The impulse piping configuration depends on the specific measurement application. Theoretically, we can do the tapping at any position in a circular pipe cross-section in the plane, but there are certain criteria for locating the tapping points based on various services.

Steam flow measurement (condensate steam) or clean liquids

Sockets are mounted on the side of the process line. The transmitter is mounted below or to the side of the outlets by impulse lines. The drain/vent valve is mounted facing forward above.

Impulse line - Purpose & Tapping Point Location

— In the case of steam application, required to fill in the section vertical connection lines with a fluid compatible through the filling tees.

The process liquid has to enter the primary of the transmitter.

  1. Open equalizing valve (C).
  2. Close the low pressure (B) and high pressure (A) valves.
  3. Open gate valves
  4. Slowly open the high-pressure valve (A) to admit the process fluid on both sides of the manifold block
  5. Slightly drain or Vent to escape entrained gas bubbles then close the valves.
  6. Open valve (B) and close equalizing valve.
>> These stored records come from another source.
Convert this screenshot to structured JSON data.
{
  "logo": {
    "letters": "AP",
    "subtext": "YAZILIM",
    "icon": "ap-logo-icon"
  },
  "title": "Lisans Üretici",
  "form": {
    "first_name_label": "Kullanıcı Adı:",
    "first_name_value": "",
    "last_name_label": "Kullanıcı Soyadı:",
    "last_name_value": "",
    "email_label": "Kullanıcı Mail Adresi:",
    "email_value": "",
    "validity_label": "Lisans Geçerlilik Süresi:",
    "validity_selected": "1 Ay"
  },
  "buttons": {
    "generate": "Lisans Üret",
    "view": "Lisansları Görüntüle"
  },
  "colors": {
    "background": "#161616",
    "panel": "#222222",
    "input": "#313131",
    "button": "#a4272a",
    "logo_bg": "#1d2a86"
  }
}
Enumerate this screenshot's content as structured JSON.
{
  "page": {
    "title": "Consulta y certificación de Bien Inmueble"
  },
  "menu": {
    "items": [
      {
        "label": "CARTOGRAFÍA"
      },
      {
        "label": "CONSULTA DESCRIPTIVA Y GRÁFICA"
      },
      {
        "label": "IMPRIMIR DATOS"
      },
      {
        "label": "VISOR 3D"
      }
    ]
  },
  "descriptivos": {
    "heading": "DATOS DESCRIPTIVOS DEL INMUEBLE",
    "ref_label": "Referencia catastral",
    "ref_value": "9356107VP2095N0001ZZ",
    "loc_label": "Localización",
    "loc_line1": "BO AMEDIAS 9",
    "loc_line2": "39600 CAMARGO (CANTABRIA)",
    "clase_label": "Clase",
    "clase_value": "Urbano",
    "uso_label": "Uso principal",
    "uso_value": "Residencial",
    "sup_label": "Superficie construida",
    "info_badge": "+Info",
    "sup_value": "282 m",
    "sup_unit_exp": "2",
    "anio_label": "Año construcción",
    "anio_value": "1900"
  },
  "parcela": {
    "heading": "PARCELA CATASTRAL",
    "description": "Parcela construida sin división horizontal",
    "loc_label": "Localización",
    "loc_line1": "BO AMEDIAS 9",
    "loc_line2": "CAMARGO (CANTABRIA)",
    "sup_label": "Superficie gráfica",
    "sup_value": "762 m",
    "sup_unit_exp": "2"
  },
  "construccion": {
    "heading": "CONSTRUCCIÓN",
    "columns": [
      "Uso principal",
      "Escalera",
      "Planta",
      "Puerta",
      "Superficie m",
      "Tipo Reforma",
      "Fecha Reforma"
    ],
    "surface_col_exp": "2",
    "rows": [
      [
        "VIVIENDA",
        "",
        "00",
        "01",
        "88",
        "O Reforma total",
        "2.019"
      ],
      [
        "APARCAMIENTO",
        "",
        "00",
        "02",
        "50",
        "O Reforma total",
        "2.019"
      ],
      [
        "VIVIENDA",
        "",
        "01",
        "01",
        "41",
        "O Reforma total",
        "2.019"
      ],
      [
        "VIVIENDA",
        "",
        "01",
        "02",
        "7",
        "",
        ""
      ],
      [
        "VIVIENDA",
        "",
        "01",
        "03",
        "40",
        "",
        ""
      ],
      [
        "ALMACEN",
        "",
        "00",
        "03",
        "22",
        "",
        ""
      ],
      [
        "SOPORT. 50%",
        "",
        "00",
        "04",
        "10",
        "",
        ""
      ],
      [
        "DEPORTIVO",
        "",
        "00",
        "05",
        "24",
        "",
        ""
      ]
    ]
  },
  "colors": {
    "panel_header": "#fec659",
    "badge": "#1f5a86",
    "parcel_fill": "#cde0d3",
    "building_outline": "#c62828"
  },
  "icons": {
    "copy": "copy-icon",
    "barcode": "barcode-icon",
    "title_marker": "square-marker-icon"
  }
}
Gas or liquid flow measurement (with solids in suspension)

The sockets are required to be mounted at the top or side of the line. The transmitter is mounted above the sockets by impulse lines.

Impulse line  for gas and liquid

The process liquid must enter the primary of the transmitter.

  1. Open equalizing valve (C).
  2. Close the low pressure (B) and high pressure (A) valves.
  3. Open gate valves.
  4. Slowly open the high-pressure valve (A) to admit the process fluid on both sides of the manifold block
  5. Slightly drain or Vent to escape entrained gas bubbles then close the valves.
  6. Open valve (B) and close equalizing valve.